He Loved Them Unto the End


Recently we have struggled in getting our nine-year-old daughter to go to bed at night, mostly due to fears of being in her room without us.  After we spent an hour and a half last night doing many things to try to help her stay in her room and go to sleep, we finally gave up and headed for bed ourselves.  Shortly after I laid down and was only half awake I felt someone poke me in the side, and I was sure it was my daughter up yet again.  I impatiently swatted her hand away, mumbled something in frustration, and rolled back over, knowing that she would just lie down on my floor and go to sleep there.  But then I heard the door slam and looked over and saw that she was already on my floor sleeping—it had been my son who had come in to try and wake me.  I got up and went into his room to find him crying in his bed.  I finally got out of him that he just had wanted to come and tell me that he had finished the book he was reading because he was proud that he had read the whole thing that night.  My silent rebuke had scared him and sent him running.  I was ashamed and felt awful that I had “offend[ed] one of these little ones” when he had simply had been looking for some commendation from his father (Matt. 18:6).  I can of course blame my bad temperament on fatigue and being suddenly woken from being half asleep, but that’s not really the cause of my impatience.  As C.S. Lewis put it, “If there are rats in a cellar you are most likely to see them if you go in very suddenly.  But the suddenness does not create the rats:  it only prevents them from hiding. In the same way the suddenness of the provocation does not make me an ill-tempered man:  it only shows me what an ill-tempered man I am.  The rats are always there in the cellar, but if you go in shouting and noisily they will have taken cover before you switch on the light” (C.S. Lewis, Mere Christianity, 164-165).        

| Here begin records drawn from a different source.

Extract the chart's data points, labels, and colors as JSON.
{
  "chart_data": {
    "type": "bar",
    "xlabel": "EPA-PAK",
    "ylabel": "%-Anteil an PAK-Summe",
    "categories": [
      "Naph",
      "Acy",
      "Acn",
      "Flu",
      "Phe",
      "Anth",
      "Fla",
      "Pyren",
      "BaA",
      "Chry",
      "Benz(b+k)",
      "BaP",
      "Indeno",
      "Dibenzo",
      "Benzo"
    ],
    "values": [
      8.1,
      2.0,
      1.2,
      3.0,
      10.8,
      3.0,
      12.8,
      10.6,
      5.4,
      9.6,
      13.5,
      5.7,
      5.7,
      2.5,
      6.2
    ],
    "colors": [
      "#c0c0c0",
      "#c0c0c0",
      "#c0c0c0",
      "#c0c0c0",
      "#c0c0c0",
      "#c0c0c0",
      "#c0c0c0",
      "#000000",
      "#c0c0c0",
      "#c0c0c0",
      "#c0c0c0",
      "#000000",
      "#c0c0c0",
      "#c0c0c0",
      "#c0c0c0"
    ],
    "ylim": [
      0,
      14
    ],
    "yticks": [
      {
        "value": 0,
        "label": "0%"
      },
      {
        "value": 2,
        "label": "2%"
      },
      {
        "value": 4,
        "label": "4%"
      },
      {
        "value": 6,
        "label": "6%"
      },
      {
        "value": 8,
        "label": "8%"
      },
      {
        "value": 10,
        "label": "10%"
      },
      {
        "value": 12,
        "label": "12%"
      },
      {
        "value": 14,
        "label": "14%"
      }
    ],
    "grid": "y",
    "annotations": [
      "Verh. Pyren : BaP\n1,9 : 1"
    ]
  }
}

                A few weeks ago I was reminded of a story told by Matthew Holland in general conference.  He was a teenager at the time and spoke in the general priesthood meeting with his father.  He told a story of how his mother was dutifully washing and waxing their kitchen floor while he, as a small boy, was playing outside.  She told him not to come back with muddy feet, but he forgot and came running back in and crossed the perfectly clean floor with his muddy feet.  He recounted, “Not waiting for a reaction and not wanting to leave my sin half finished, I ran across the rest of the floor, into my parents’ room, and slammed the door shut. Not knowing if I should jump out the second-story window or if just hiding under the bed would do, I burst into tears and hurled my small body onto the bed.”  After his mother came in his room he said that he “cried out, ‘Mom, you don’t love me.’ To which she replied, ‘I do love you, and I’ll do anything to prove it.’ She then picked up my filthy, muddy feet and kissed them.”  What a powerful testament of a mother’s love, and the story is a reminder to me that the most important words I can give to my children are those of love.

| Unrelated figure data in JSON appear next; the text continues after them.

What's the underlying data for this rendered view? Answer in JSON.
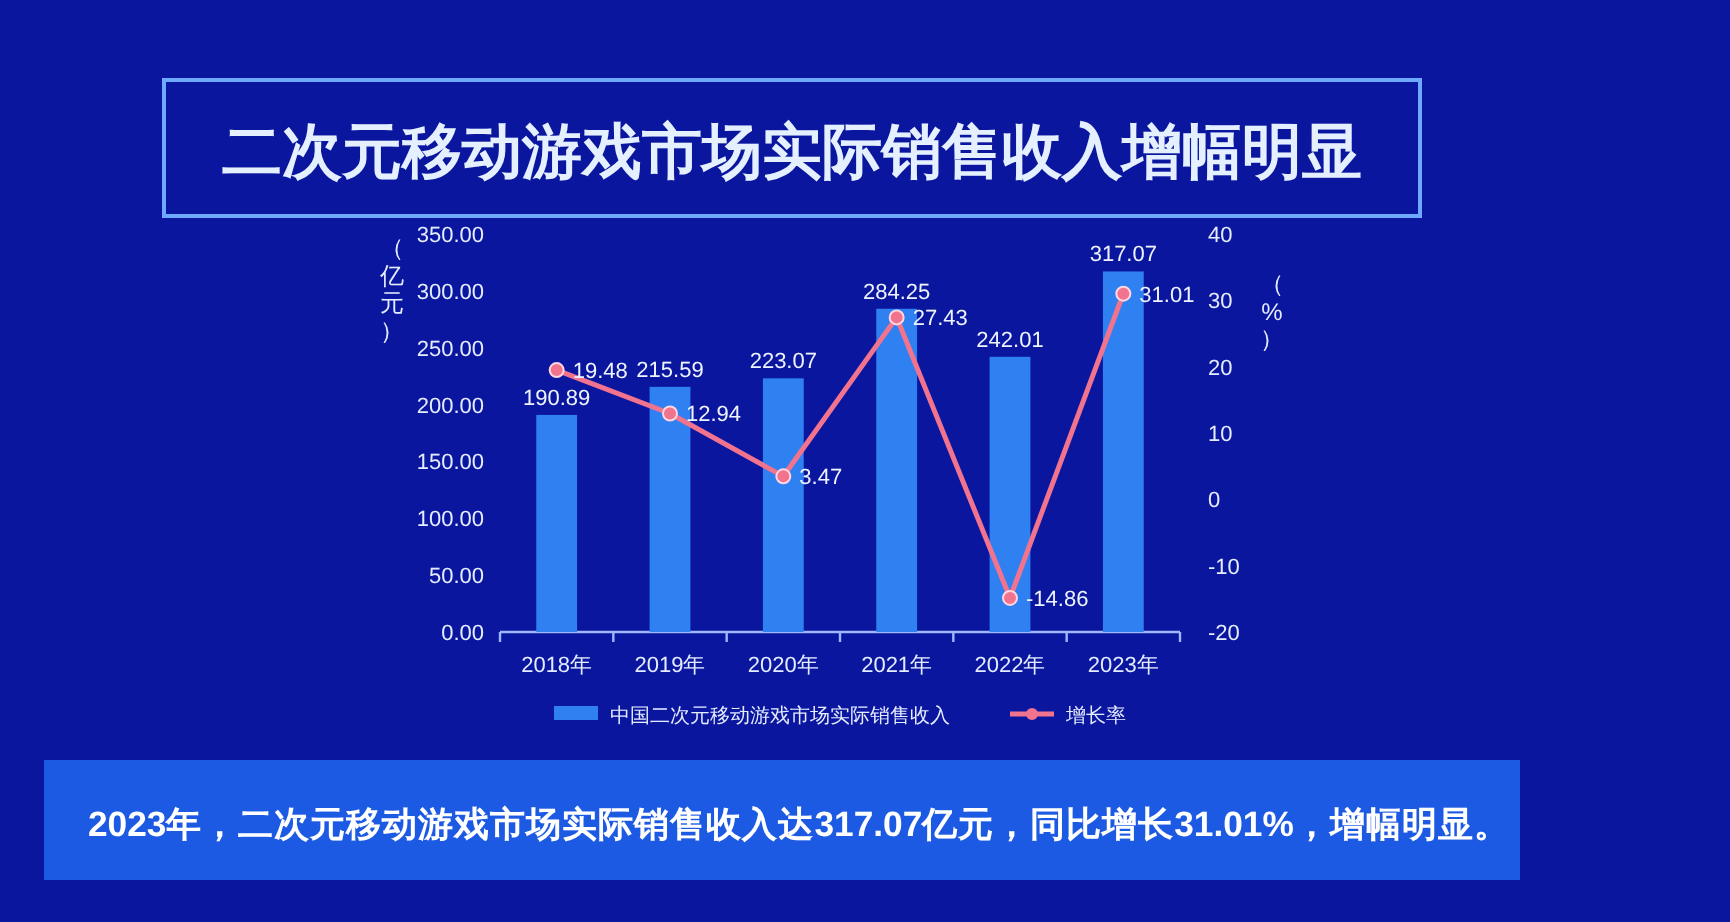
{
  "chart_data": {
    "type": "bar",
    "title": "二次元移动游戏市场实际销售收入增幅明显",
    "categories": [
      "2018年",
      "2019年",
      "2020年",
      "2021年",
      "2022年",
      "2023年"
    ],
    "series": [
      {
        "name": "中国二次元移动游戏市场实际销售收入",
        "color": "#2f80f0",
        "values": [
          190.89,
          215.59,
          223.07,
          284.25,
          242.01,
          317.07
        ]
      },
      {
        "name": "增长率",
        "type": "line",
        "axis": "y2",
        "color": "#f2738e",
        "values": [
          19.48,
          12.94,
          3.47,
          27.43,
          -14.86,
          31.01
        ]
      }
    ],
    "ylabel": "（亿元）",
    "y2label": "（%）",
    "ylim": [
      0,
      350
    ],
    "yticks": [
      {
        "value": 0,
        "label": "0.00"
      },
      {
        "value": 50,
        "label": "50.00"
      },
      {
        "value": 100,
        "label": "100.00"
      },
      {
        "value": 150,
        "label": "150.00"
      },
      {
        "value": 200,
        "label": "200.00"
      },
      {
        "value": 250,
        "label": "250.00"
      },
      {
        "value": 300,
        "label": "300.00"
      },
      {
        "value": 350,
        "label": "350.00"
      }
    ],
    "y2lim": [
      -20,
      40
    ],
    "y2ticks": [
      -20,
      -10,
      0,
      10,
      20,
      30,
      40
    ],
    "data_labels": true,
    "legend": "bottom",
    "marker": "circle",
    "annotations": [
      "2023年，二次元移动游戏市场实际销售收入达317.07亿元，同比增长31.01%，增幅明显。"
    ]
  }
}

                I hope one day to be able to have that kind of love that Sister Holland showed and to claim the words of Mormon, who lived amidst a people full of hatred, as my own.  He wrote to his son, “And I am filled with charity, which is everlasting love; wherefore, all children are alike unto me; wherefore, I love little children with a perfect love; and they are all alike and partakers of salvation” (Moroni 8:17).  The Savior of course is our perfect example of love, giving His whole life to others until it could be said of Him: “He loved them unto the end” (John 13:1).  That is our mandate to follow: to love others, especially children, and to love them until the end.